Moderna's $760m-plus flu vaccine contracts are nixed by HHS

News
Moderna

A banner from Moderna's 2023 campaign to highlight the power of mRNA to transform medicine.

In January, Moderna was celebrating a $590 million contract with the US government to develop pandemic flu vaccines, one of the last actions by the Biden administration. Now – despite positive clinical results and an ongoing outbreak of bird flu in poultry and cattle in the US – the programme has been cancelled.

The award from the Biomedical Advanced Research and Development Authority (BARDA), part of the US Department of Health and Human Services (HHS) now led by Robert F Kennedy Jr, was the latest stage of a years-long collaboration between the US and Moderna that also included a $176 million contract to develop an H5N1 bird flu shot last year.

Kennedy has made no secret of his scepticism about the safety of mRNA vaccines for COVID-19, a technology which underpins Moderna's vaccine pipeline, while reports have emerged of NIH officials urging scientists to remove references to mRNA from grant applications.

Meanwhile, Trump administration officials had previously told Moderna that all contacts from the prior administration were under review.

News of the cancellation came as Moderna revealed positive interim data from a phase 1/2 trial of its pandemic influenza vaccine, mRNA-1018, which targets the H5N8 bird flu subtype as well as another strain known as H7N9.

The initial data readout – focusing on H5N8 and involving 300 healthy adults – demonstrated a "rapid, potent, and durable immune response" after two doses of the shot, said the company.

It went on to say that it had "previously expected to advance the programme to late-stage development with…HHS," but will now "explore alternatives for late-stage development and manufacturing of the H5 programme consistent with the company's strategic commitment to pandemic preparedness."

Moderna's chief executive, Stéphane Bancel, said: "These clinical data in pandemic influenza underscore the critical role mRNA technology has played as a countermeasure to emerging health threats."

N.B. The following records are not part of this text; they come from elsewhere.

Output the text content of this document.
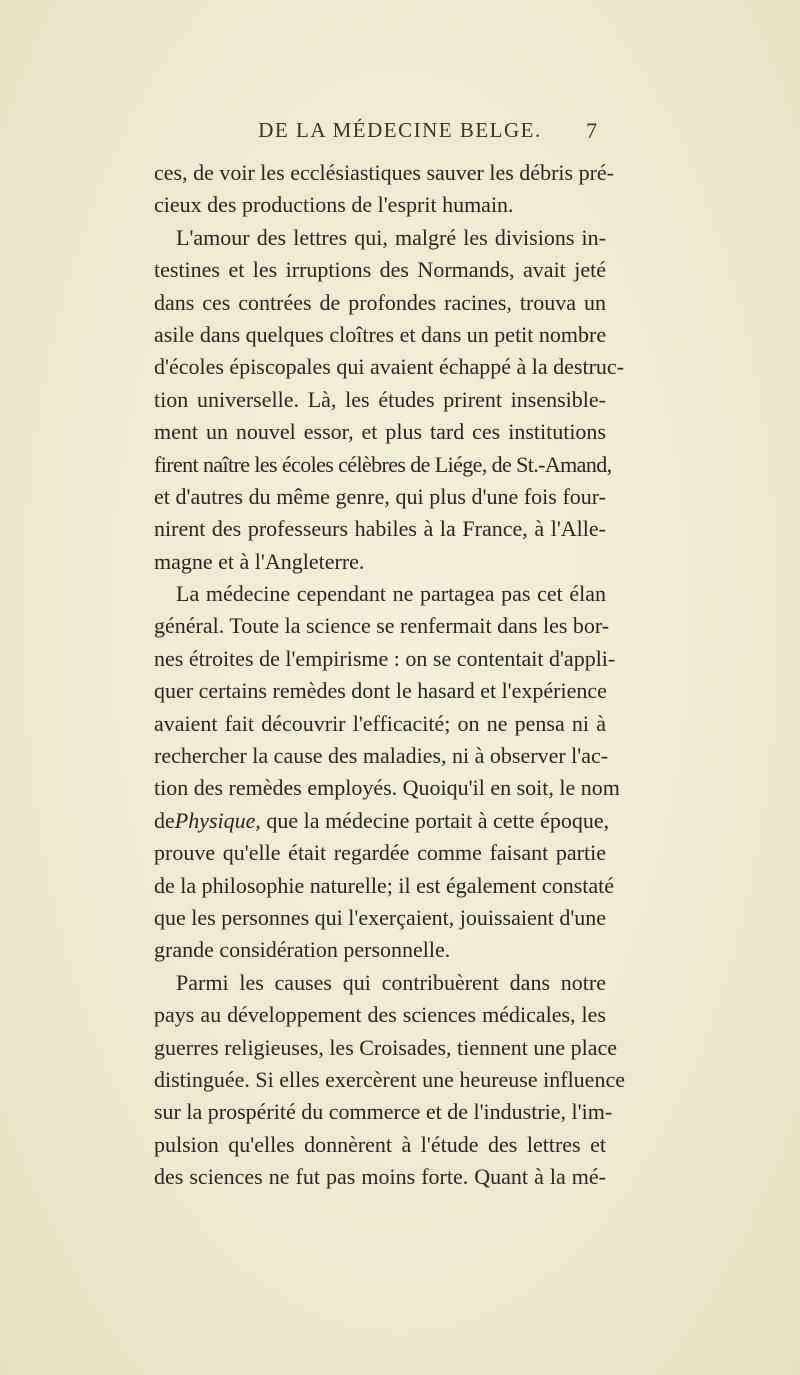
DE LA MÉDECINE BELGE.	7
ces, de voir les ecclésiastiques sauver les débris pré-
cieux des productions de l'esprit humain.
L'amour des lettres qui, malgré les divisions in-
testines et les irruptions des Normands, avait jeté
dans ces contrées de profondes racines, trouva un
asile dans quelques cloîtres et dans un petit nombre
d'écoles épiscopales qui avaient échappé à la destruc-
tion universelle. Là, les études prirent insensible-
ment un nouvel essor, et plus tard ces institutions
firent naître les écoles célèbres de Liége, de St.-Amand,
et d'autres du même genre, qui plus d'une fois four-
nirent des professeurs habiles à la France, à l'Alle-
magne et à l'Angleterre.
La médecine cependant ne partagea pas cet élan
général. Toute la science se renfermait dans les bor-
nes étroites de l'empirisme : on se contentait d'appli-
quer certains remèdes dont le hasard et l'expérience
avaient fait découvrir l'efficacité; on ne pensa ni à
rechercher la cause des maladies, ni à observer l'ac-
tion des remèdes employés. Quoiqu'il en soit, le nom
dePhysique, que la médecine portait à cette époque,
prouve qu'elle était regardée comme faisant partie
de la philosophie naturelle; il est également constaté
que les personnes qui l'exerçaient, jouissaient d'une
grande considération personnelle.
Parmi les causes qui contribuèrent dans notre
pays au développement des sciences médicales, les
guerres religieuses, les Croisades, tiennent une place
distinguée. Si elles exercèrent une heureuse influence
sur la prospérité du commerce et de l'industrie, l'im-
pulsion qu'elles donnèrent à l'étude des lettres et
des sciences ne fut pas moins forte. Quant à la mé-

An HHS spokesperson told Reuters that Moderna's programme "did not meet the scientific standards or safety expectations required for continued federal investment."

The decision comes as H5N1 continues to affect wild birds, domestic poultry, cattle, and other animals, with 70 human cases reported since the current outbreak began last year and the first US fatality recorded in January.

Ashish Jha of Brown University School of Public Health, who served as the White House COVID-19 response coordinator from 2022 to 2023, said that the move is an "attack on mRNA vaccines [that] is beyond absurd."

He pointed out that it was President Trump's Operation Warp Speed that brought mRNA vaccines to the US public, adding that these shots have been administered nearly 2 billion times to hundreds of millions of people around the world, making them one of the most widely used and studied vaccines in human history.

"They are safe and work well," he asserted. "If bird flu starts spreading from people to people, we will come to regret this as the day we decided to put the lives of the American people at grave risk."

Amanda Jezek, senior vice president, public policy and government relations at the Infectious Diseases Society of America (IDSA), told pharmaphorum: "Federal investments in the development of vaccines for avian flu and other outbreak threats are crucial to protect the health of Americans. This is the latest in a series of steps the administration has taken that are likely to limit vaccine innovation and access, weakening our nation’s health and preparedness."